ISTANBUL, April 3 (Portal) – A mother has been reunited with her baby in southern Turkey after a DNA test confirmed it was her daughter, nearly two months after a devastating earthquake struck the region, the Family Ministry said of the country.
The three-and-a-half-month-old “miracle baby” named Vetin was pulled from the rubble of a building in Hatay province without any health problems more than five days after the Feb. 6 quake, a ministry statement said.
The minister handed her over to her mother, Yasemin Begdas, at a hospital in the city of Adana 54 days after the disaster.
“Reuniting a mother and her child is one of the most precious tasks in the world,” Minister for Family and Social Services Derya Yanik was quoted as saying.

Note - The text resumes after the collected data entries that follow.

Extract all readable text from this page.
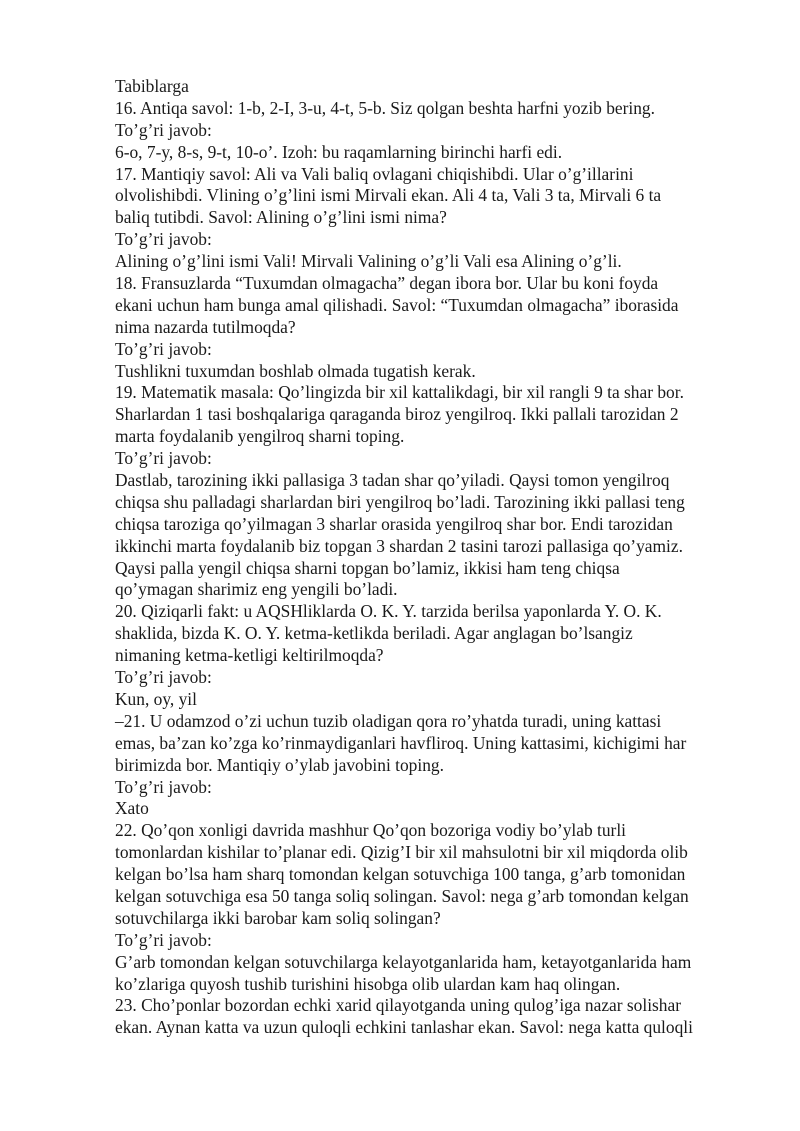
Tabiblarga
16. Antiqa savol: 1-b, 2-I, 3-u, 4-t, 5-b. Siz qolgan beshta harfni yozib bering.
To’g’ri javob:
6-o, 7-y, 8-s, 9-t, 10-o’. Izoh: bu raqamlarning birinchi harfi edi.
17. Mantiqiy savol: Ali va Vali baliq ovlagani chiqishibdi. Ular o’g’illarini
olvolishibdi. Vlining o’g’lini ismi Mirvali ekan. Ali 4 ta, Vali 3 ta, Mirvali 6 ta
baliq tutibdi. Savol: Alining o’g’lini ismi nima?
To’g’ri javob:
Alining o’g’lini ismi Vali! Mirvali Valining o’g’li Vali esa Alining o’g’li.
18. Fransuzlarda “Tuxumdan olmagacha” degan ibora bor. Ular bu koni foyda
ekani uchun ham bunga amal qilishadi. Savol: “Tuxumdan olmagacha” iborasida
nima nazarda tutilmoqda?
To’g’ri javob:
Tushlikni tuxumdan boshlab olmada tugatish kerak.
19. Matematik masala: Qo’lingizda bir xil kattalikdagi, bir xil rangli 9 ta shar bor.
Sharlardan 1 tasi boshqalariga qaraganda biroz yengilroq. Ikki pallali tarozidan 2
marta foydalanib yengilroq sharni toping.
To’g’ri javob:
Dastlab, tarozining ikki pallasiga 3 tadan shar qo’yiladi. Qaysi tomon yengilroq
chiqsa shu palladagi sharlardan biri yengilroq bo’ladi. Tarozining ikki pallasi teng
chiqsa taroziga qo’yilmagan 3 sharlar orasida yengilroq shar bor. Endi tarozidan
ikkinchi marta foydalanib biz topgan 3 shardan 2 tasini tarozi pallasiga qo’yamiz.
Qaysi palla yengil chiqsa sharni topgan bo’lamiz, ikkisi ham teng chiqsa
qo’ymagan sharimiz eng yengili bo’ladi.
20. Qiziqarli fakt: u AQSHliklarda O. K. Y. tarzida berilsa yaponlarda Y. O. K.
shaklida, bizda K. O. Y. ketma-ketlikda beriladi. Agar anglagan bo’lsangiz
nimaning ketma-ketligi keltirilmoqda?
To’g’ri javob:
Kun, oy, yil
–21. U odamzod o’zi uchun tuzib oladigan qora ro’yhatda turadi, uning kattasi
emas, ba’zan ko’zga ko’rinmaydiganlari havfliroq. Uning kattasimi, kichigimi har
birimizda bor. Mantiqiy o’ylab javobini toping.
To’g’ri javob:
Xato
22. Qo’qon xonligi davrida mashhur Qo’qon bozoriga vodiy bo’ylab turli
tomonlardan kishilar to’planar edi. Qizig’I bir xil mahsulotni bir xil miqdorda olib
kelgan bo’lsa ham sharq tomondan kelgan sotuvchiga 100 tanga, g’arb tomonidan
kelgan sotuvchiga esa 50 tanga soliq solingan. Savol: nega g’arb tomondan kelgan
sotuvchilarga ikki barobar kam soliq solingan?
To’g’ri javob:
G’arb tomondan kelgan sotuvchilarga kelayotganlarida ham, ketayotganlarida ham
ko’zlariga quyosh tushib turishini hisobga olib ulardan kam haq olingan.
23. Cho’ponlar bozordan echki xarid qilayotganda uning qulog’iga nazar solishar
ekan. Aynan katta va uzun quloqli echkini tanlashar ekan. Savol: nega katta quloqli
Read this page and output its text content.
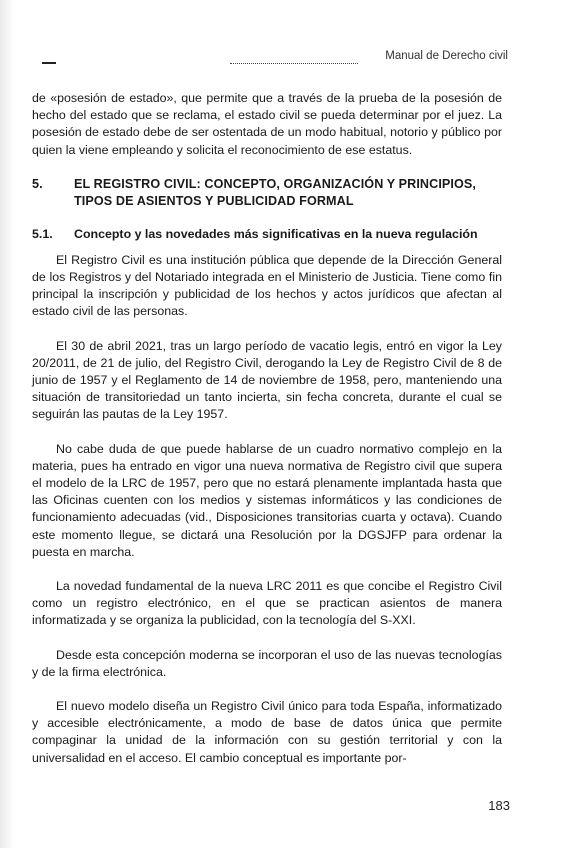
Manual de Derecho civil

de «posesión de estado», que permite que a través de la prueba de la posesión de hecho del estado que se reclama, el estado civil se pueda determinar por el juez. La posesión de estado debe de ser ostentada de un modo habitual, notorio y público por quien la viene empleando y solicita el reconocimiento de ese estatus.

5.	EL REGISTRO CIVIL: CONCEPTO, ORGANIZACIÓN Y PRINCIPIOS, TIPOS DE ASIENTOS Y PUBLICIDAD FORMAL
5.1.	Concepto y las novedades más significativas en la nueva regulación

El Registro Civil es una institución pública que depende de la Dirección General de los Registros y del Notariado integrada en el Ministerio de Justicia. Tiene como fin principal la inscripción y publicidad de los hechos y actos jurídicos que afectan al estado civil de las personas.

El 30 de abril 2021, tras un largo período de vacatio legis, entró en vigor la Ley 20/2011, de 21 de julio, del Registro Civil, derogando la Ley de Registro Civil de 8 de junio de 1957 y el Reglamento de 14 de noviembre de 1958, pero, manteniendo una situación de transitoriedad un tanto incierta, sin fecha concreta, durante el cual se seguirán las pautas de la Ley 1957.

No cabe duda de que puede hablarse de un cuadro normativo complejo en la materia, pues ha entrado en vigor una nueva normativa de Registro civil que supera el modelo de la LRC de 1957, pero que no estará plenamente implantada hasta que las Oficinas cuenten con los medios y sistemas informáticos y las condiciones de funcionamiento adecuadas (vid., Disposiciones transitorias cuarta y octava). Cuando este momento llegue, se dictará una Resolución por la DGSJFP para ordenar la puesta en marcha.

La novedad fundamental de la nueva LRC 2011 es que concibe el Registro Civil como un registro electrónico, en el que se practican asientos de manera informatizada y se organiza la publicidad, con la tecnología del S-XXI.

Desde esta concepción moderna se incorporan el uso de las nuevas tecnologías y de la firma electrónica.

El nuevo modelo diseña un Registro Civil único para toda España, informatizado y accesible electrónicamente, a modo de base de datos única que permite compaginar la unidad de la información con su gestión territorial y con la universalidad en el acceso. El cambio conceptual es importante por-

183
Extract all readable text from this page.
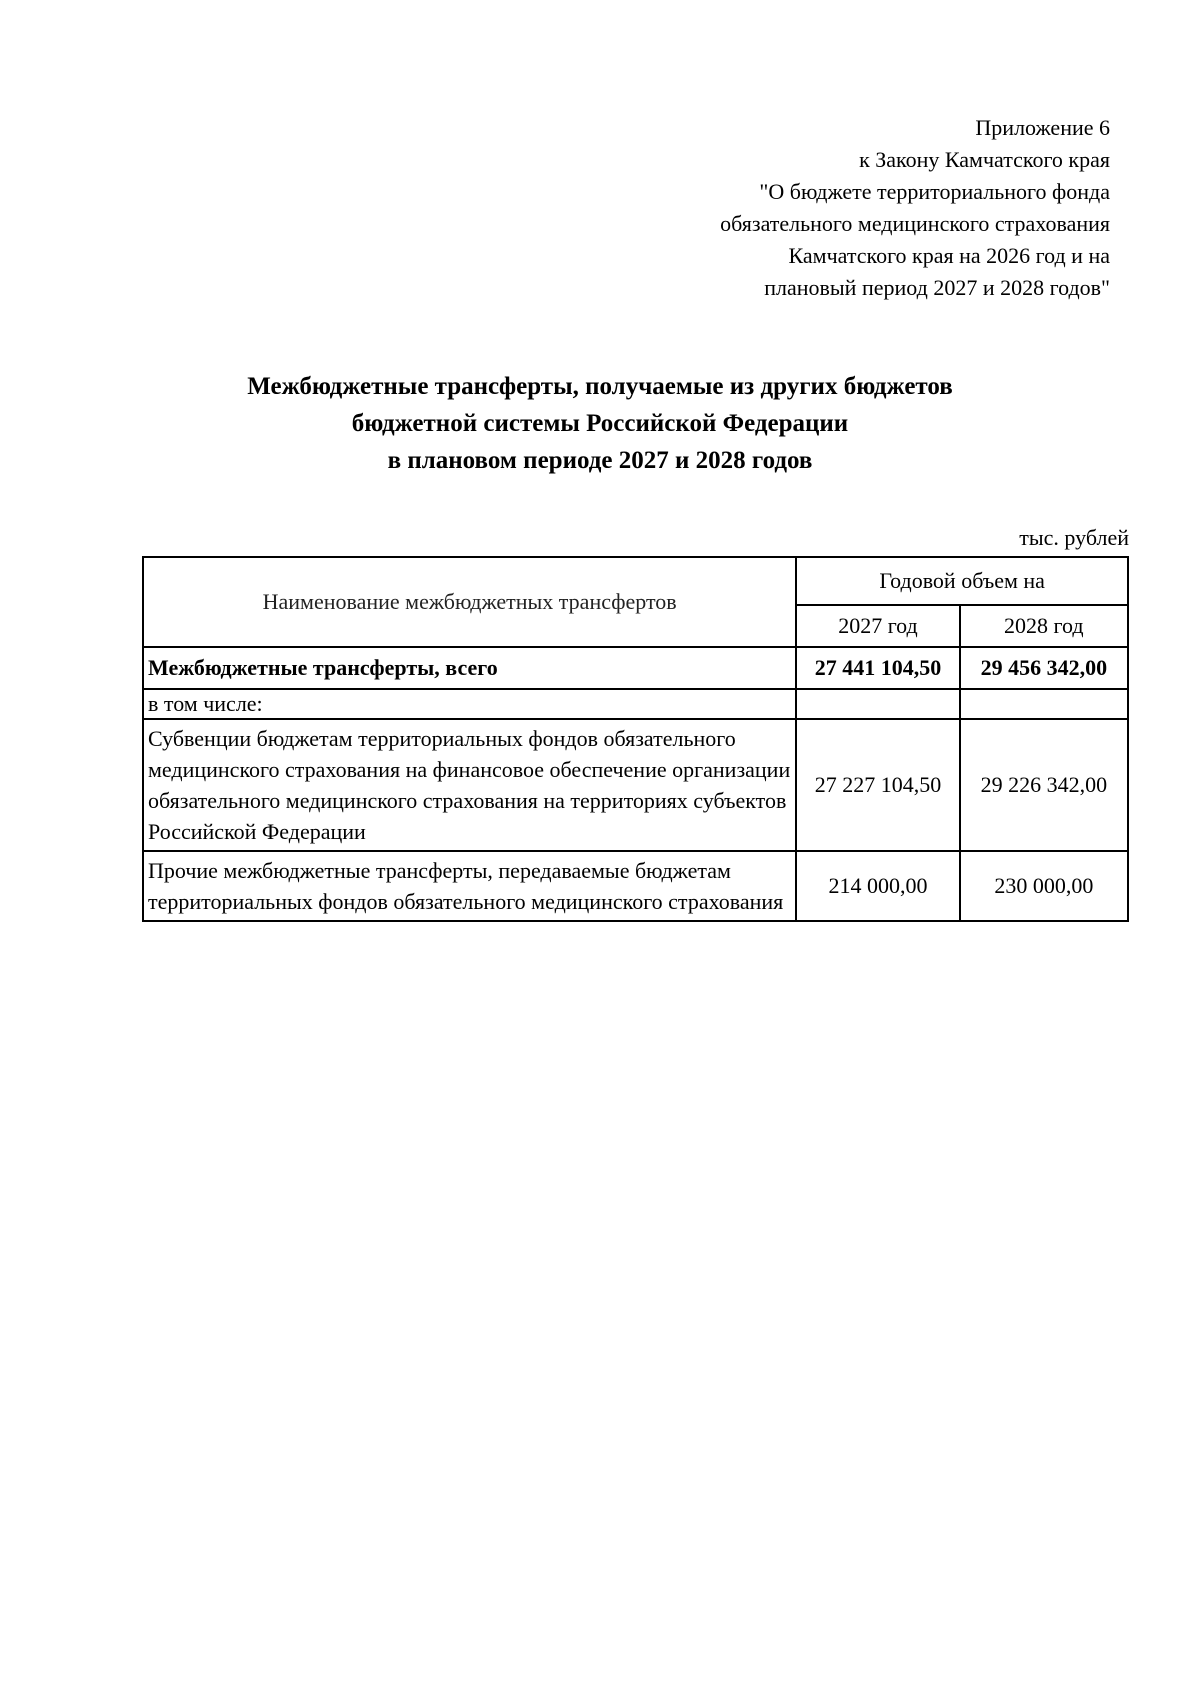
Приложение 6
к Закону Камчатского края
"О бюджете территориального фонда
обязательного медицинского страхования
Камчатского края на 2026 год и на
плановый период 2027 и 2028 годов"
Межбюджетные трансферты, получаемые из других бюджетов
бюджетной системы Российской Федерации
в плановом периоде 2027 и 2028 годов
тыс. рублей
Наименование межбюджетных трансфертов	Годовой объем на	
	2027 год	2028 год
Межбюджетные трансферты, всего	27 441 104,50	29 456 342,00
в том числе:		
Субвенции бюджетам территориальных фондов обязательного медицинского страхования на финансовое обеспечение организации обязательного медицинского страхования на территориях субъектов Российской Федерации	27 227 104,50	29 226 342,00
Прочие межбюджетные трансферты, передаваемые бюджетам территориальных фондов обязательного медицинского страхования	214 000,00	230 000,00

The mother Yasemin Begdas, who survived the earthquake, reunites with her little girl Vetin while Minister of Family and Social Services Derya Yanik looks on at a hospital in Adana, Turkey, March 31, 2023. Department of Family and Social Services/Handout via Portal
After initially being treated at a hospital in Adana, the baby was taken to authorities in Ankara on the presidential plane.
A DNA test revealed that Yasemin was her mother and the baby was flown back to Adana where the reunion took place at the hospital treating her.
More than 56,000 people were killed by the February 6 earthquake and subsequent shaking, including 50,000 in Turkey and the rest in Syria.
The baby’s father and two brothers died in the quake, the ministry statement said.